Coffee with Syrian intelligence

Coffee with Syrian intelligence
Blog: An innocent comment leads to a Syrian writer receiving a dreaded call from the country's political intelligence department.
4 min read
05 May, 2015
Thousands of writers and peaceful activists have disapeared in Syrian prisons [Anadolu]

One day recently, I was sitting with a group of people in the Jardinia café in the Syrian city of Idlib, listening to a young man named Yasser tell us interesting and amusing stories. All of a sudden, Yasser turned to me: "I was beaten up for your sake, Khatib."

I thought he was joking, so laughed. But Yasser maintained a serious tone and said he had been summoned to the political security branch of the Syrian intelligence service in 2001, for writing a comment on an article I wrote for an Idlib website.

Civil society

It all started when I and three writers from Idlib signed a statement calling for the revival of civil society in Syria.

This included demands for greater public freedoms in the country, an end to the draconian state of emergency and martial law, and no more state security trials.

We were immediately referred to the intelligence branches in Idlib and at times summoned to the main office in Damascus.

When we stood in front of intelligence officers, they would repeat the same thing: "If any freedom were to seep into Syrian society, God forbid, the country would be destroyed like Algeria. Syria would become easy pickings for Israel, is that what you want to happen?"

I had included a line in the statement that many of my friends believed was rash; they had suggested I remove it.

I wrote that we four writers had made more journeys to and from intelligence branches than we had travelled on public transport.

"I read the statement at the time and wrote the following comment: 'Don't worry about it Mr Khatib, my father is a branch secretary and I will speak to him for you'," Yasser said.

"The same day I got a call from the operator at the political security to go and have a cup of coffee with 'the boss'. And you know that "a cup of coffee" is a Syrian term intended to make fun of the person who is summoned."

Coffee with 'the boss'

"In security branches a person is offered all manner of beatings and insults but never offered hospitality," he said.

     We four writers had made more journeys to and from intelligence branches than we had travelled on public transport.

"What happened changed my opinion about the Syrian intelligence.

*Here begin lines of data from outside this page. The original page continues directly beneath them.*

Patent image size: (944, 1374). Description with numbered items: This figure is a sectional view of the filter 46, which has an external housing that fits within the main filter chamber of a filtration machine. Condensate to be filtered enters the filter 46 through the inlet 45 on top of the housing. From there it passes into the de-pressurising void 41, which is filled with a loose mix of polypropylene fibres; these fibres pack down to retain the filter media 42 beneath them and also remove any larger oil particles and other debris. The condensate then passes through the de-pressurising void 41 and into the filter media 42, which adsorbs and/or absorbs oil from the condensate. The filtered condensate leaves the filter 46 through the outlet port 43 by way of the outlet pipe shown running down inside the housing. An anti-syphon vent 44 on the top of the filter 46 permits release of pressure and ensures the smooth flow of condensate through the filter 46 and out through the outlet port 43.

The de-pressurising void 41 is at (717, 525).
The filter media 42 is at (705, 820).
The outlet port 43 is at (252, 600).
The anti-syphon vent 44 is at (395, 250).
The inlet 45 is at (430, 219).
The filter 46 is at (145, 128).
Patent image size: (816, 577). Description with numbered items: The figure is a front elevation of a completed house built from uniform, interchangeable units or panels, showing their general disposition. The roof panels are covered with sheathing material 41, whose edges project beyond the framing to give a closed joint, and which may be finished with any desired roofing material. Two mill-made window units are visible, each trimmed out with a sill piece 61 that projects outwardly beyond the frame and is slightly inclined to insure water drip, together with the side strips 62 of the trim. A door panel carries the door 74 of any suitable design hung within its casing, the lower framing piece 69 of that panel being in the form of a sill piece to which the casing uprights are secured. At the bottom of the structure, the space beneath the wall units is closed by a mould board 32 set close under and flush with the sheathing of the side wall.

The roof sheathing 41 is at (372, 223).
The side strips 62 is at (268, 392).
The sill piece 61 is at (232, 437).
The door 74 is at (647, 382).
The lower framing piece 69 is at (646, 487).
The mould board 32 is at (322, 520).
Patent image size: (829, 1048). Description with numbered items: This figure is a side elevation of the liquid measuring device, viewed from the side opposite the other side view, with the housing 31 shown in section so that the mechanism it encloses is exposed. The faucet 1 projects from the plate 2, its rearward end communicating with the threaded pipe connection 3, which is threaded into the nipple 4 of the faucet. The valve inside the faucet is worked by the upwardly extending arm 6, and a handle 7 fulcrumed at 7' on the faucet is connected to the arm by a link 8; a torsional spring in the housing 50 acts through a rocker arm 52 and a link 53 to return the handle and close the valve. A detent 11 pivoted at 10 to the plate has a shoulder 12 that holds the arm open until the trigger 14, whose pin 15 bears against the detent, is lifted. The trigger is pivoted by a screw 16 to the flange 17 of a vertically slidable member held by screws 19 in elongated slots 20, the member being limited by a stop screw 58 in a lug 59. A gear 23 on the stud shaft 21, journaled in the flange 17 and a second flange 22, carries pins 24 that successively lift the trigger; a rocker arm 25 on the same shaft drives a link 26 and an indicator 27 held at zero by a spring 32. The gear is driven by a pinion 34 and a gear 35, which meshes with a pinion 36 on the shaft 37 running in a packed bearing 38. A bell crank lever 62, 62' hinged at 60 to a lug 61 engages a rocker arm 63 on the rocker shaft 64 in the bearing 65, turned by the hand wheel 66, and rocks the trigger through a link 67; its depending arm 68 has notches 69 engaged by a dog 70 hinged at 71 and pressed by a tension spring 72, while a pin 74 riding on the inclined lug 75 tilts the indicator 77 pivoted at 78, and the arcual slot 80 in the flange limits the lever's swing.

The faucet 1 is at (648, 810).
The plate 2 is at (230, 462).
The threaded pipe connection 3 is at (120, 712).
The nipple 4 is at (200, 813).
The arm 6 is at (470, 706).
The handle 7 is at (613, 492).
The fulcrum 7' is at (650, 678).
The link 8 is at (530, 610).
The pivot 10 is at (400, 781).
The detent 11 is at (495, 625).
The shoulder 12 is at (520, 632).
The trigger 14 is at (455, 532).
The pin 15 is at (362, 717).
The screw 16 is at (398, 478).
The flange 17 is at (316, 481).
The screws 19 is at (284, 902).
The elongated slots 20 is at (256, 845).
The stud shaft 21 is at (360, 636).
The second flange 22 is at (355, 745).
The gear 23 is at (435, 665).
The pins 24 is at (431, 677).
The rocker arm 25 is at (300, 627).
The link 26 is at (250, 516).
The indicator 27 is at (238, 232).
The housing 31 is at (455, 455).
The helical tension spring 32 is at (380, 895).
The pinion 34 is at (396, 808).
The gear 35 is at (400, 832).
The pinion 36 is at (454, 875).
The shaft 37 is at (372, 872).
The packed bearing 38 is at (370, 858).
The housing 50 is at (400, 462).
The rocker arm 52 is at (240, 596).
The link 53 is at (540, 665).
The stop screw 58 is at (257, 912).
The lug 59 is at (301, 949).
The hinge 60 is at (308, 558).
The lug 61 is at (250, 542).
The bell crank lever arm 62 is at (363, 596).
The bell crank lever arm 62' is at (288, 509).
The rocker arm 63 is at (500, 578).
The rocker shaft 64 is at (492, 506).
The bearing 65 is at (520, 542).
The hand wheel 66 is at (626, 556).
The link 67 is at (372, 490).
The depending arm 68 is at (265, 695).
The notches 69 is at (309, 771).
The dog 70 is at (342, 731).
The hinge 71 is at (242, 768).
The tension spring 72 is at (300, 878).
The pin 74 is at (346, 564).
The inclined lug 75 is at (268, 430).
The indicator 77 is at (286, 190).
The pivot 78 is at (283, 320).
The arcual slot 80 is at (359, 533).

As soon as I walked into the office a tall and dark-haired officer they called 'the boss' saw me and left the papers he had been looking at, walked straight towards me and shook my hand."

"He said, 'Welcome Mr Yasser, please have a seat', then he told the porter: 'bring us two coffees, medium sugar, son.' As the porter left, so did the two intelligence agents.

"When we were alone, the officer said: 'Okay, tell me what you meant when you wrote that your father is a branch secretary?'

"The reality is that my father was accused of belonging to the Muslim Brotherhood and spent 21 years in Assad's prisons: 16 years in Tadmor and the rest in the Saydnaya.

"That was the joke, so I told the officer: 'Sir, my father is the branch secretary of the Muslim Brotherhood in Idlib.' I had barely completed my sentence before a punch landed on my face like a bomb, accompanied by a scream: 'Are you making fun of me, you animal?'

"The boss used three horrendous weapons against me: his hands, his feet and his throat. The third weapon was the most violent as it attracted a large number of intelligence agents who rushed into the room and began beating and cursing me, without knowing the reason of course."

Drawing a deep sigh, Yasser continued. "Don't think that I am upset with those who beat me so viciously," he said. "I swear what upset me the most about this incident is the porter who placed the tray containing the coffee aside and started beating me.

"Seriously guys, what I want to understand is what business does a guy whose specialisation is serving tea and coffee have beating people?"

This blog is an edited translation from our Arabic edition.